Sri Lanka-born New Zealand Anglican bishop

Anashuya "Ana" Fletcher, , (born 1984) is a Sri Lanka-born New Zealand Anglican bishop. She has been assistant bishop in the Anglican Diocese of Wellington since 2024.

==Biography==
Fletcher was born in Sri Lanka to Tamil Christian parents and immigrated with her family to New Zealand to escape civil war around the age of one. She grew up in Auckland, trained as an attorney and worked as a solicitor and in human rights law at International Justice Mission before entering ordained ministry. She and her husband, Paul Fletcher, also co-founded social enterprises like a fair-trade coffee shop and Common Good Coffee.

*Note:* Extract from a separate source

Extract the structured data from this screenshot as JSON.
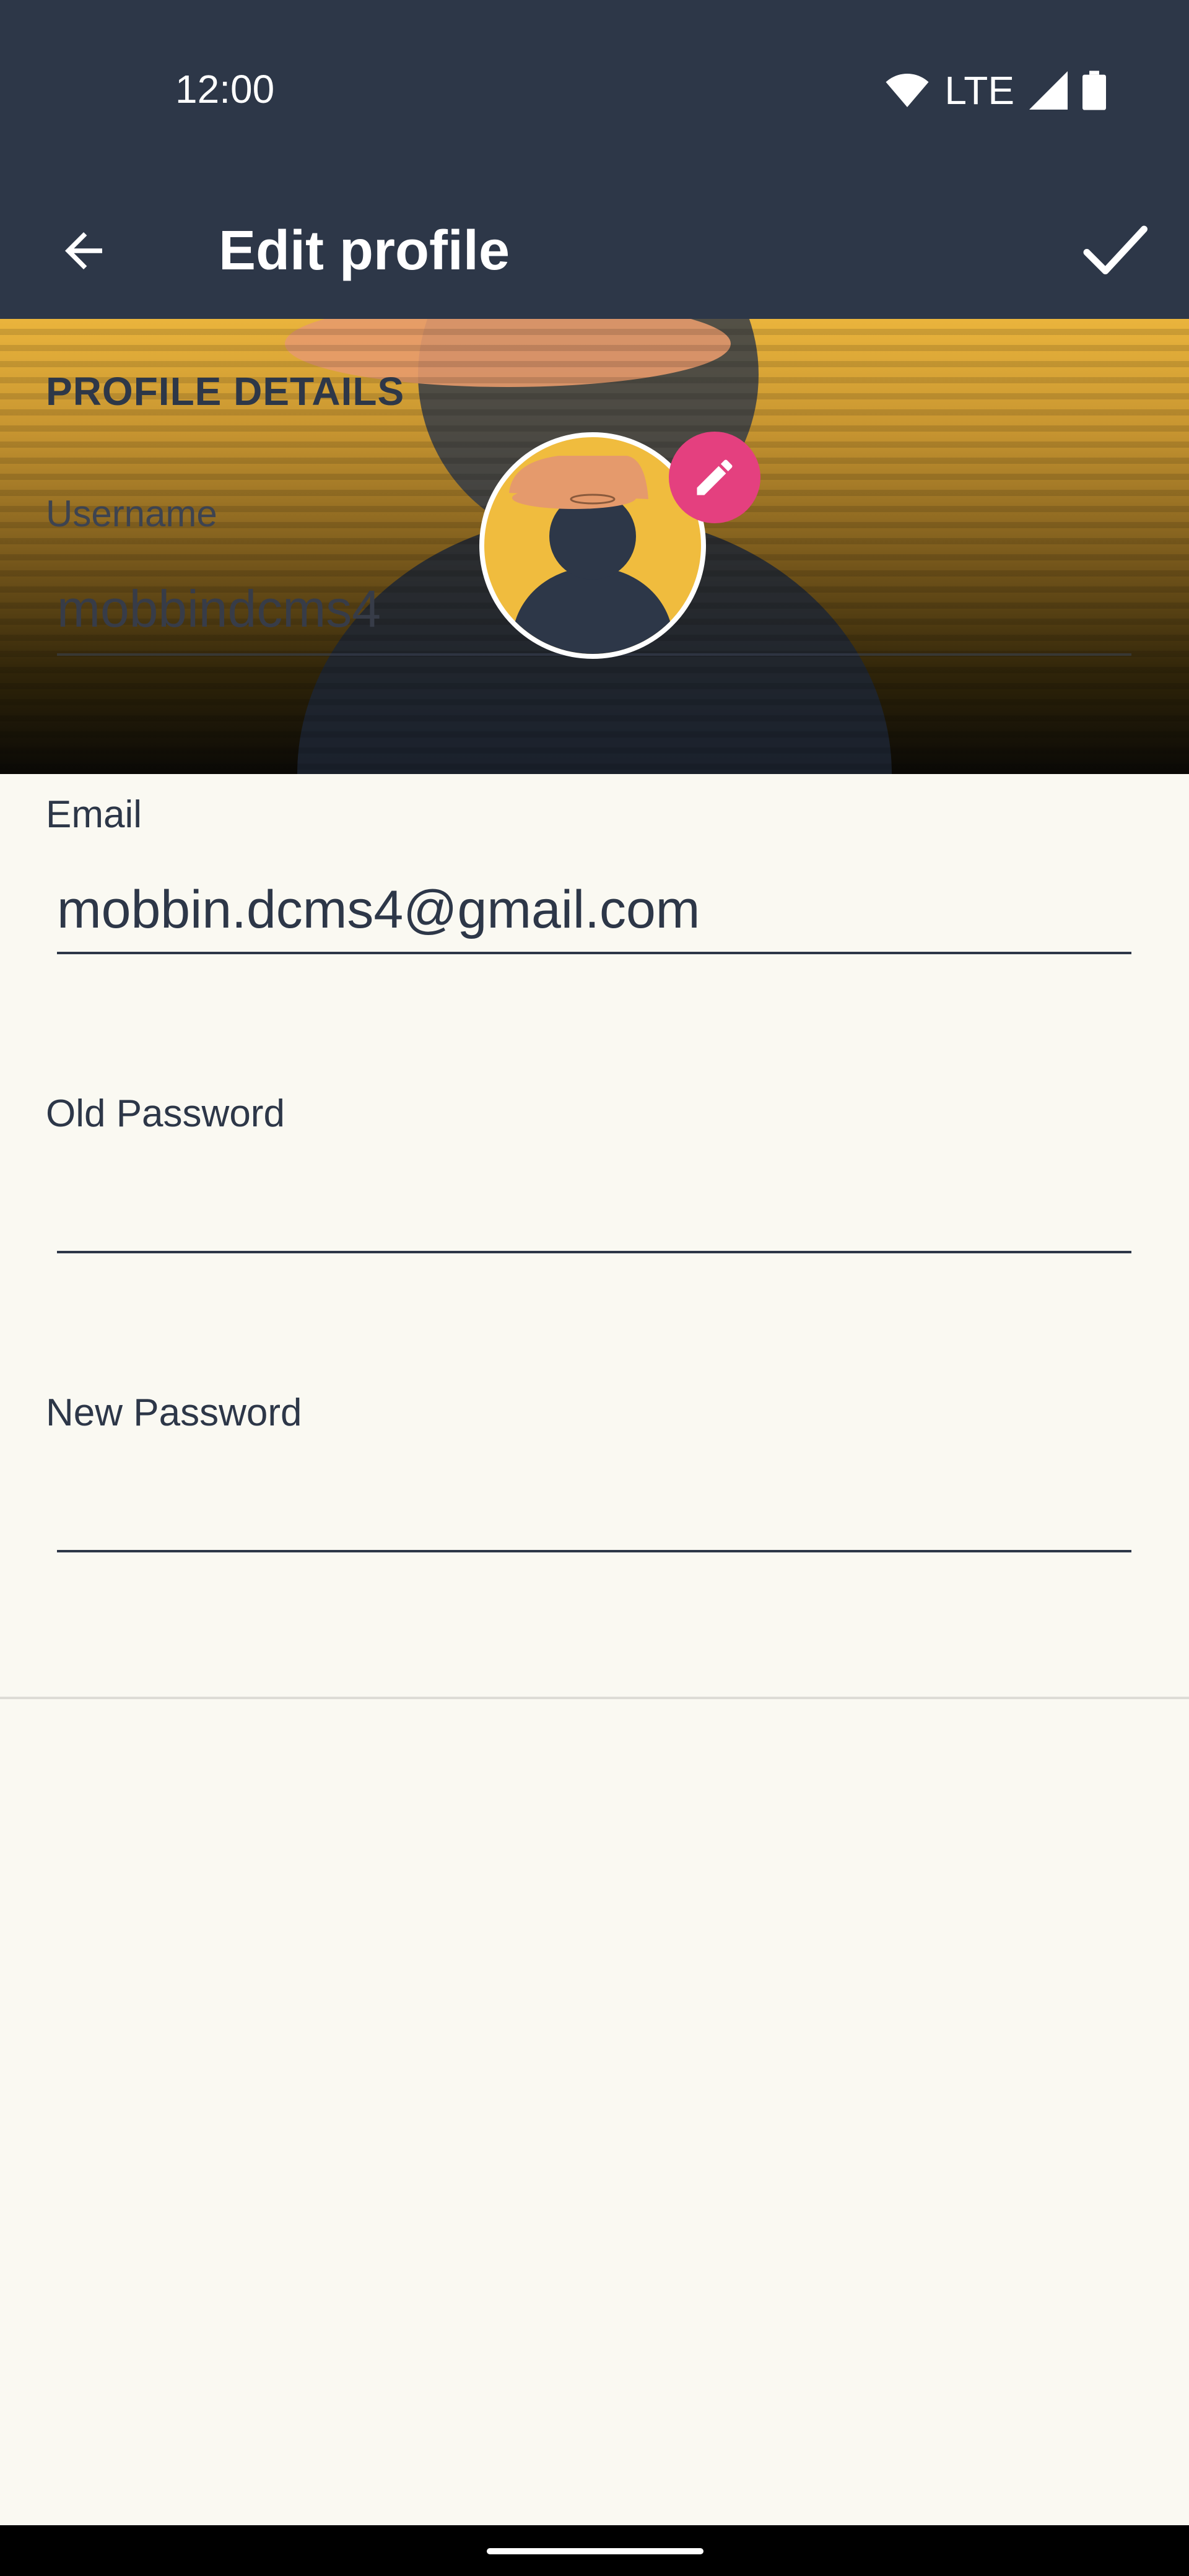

Fletcher was ordained to the priesthood at Wellington Cathedral alongside her husband in 2018. The Fletchers, who have two young children, were appointed co-priests in charge at St. Peter's Anglican Church, Gonville, in Whanganui. Anashuya also worked as "inter-cultural communities enabler" for the New Zealand Church Missionary Society.
Her appointment as assistant bishop of Wellington was announced in February 2024, and she was ordained as a bishop at Wellington Cathedral on 13 April 2024.

Anashuya relocated to Newtown in Wellington at the beginning of 2025.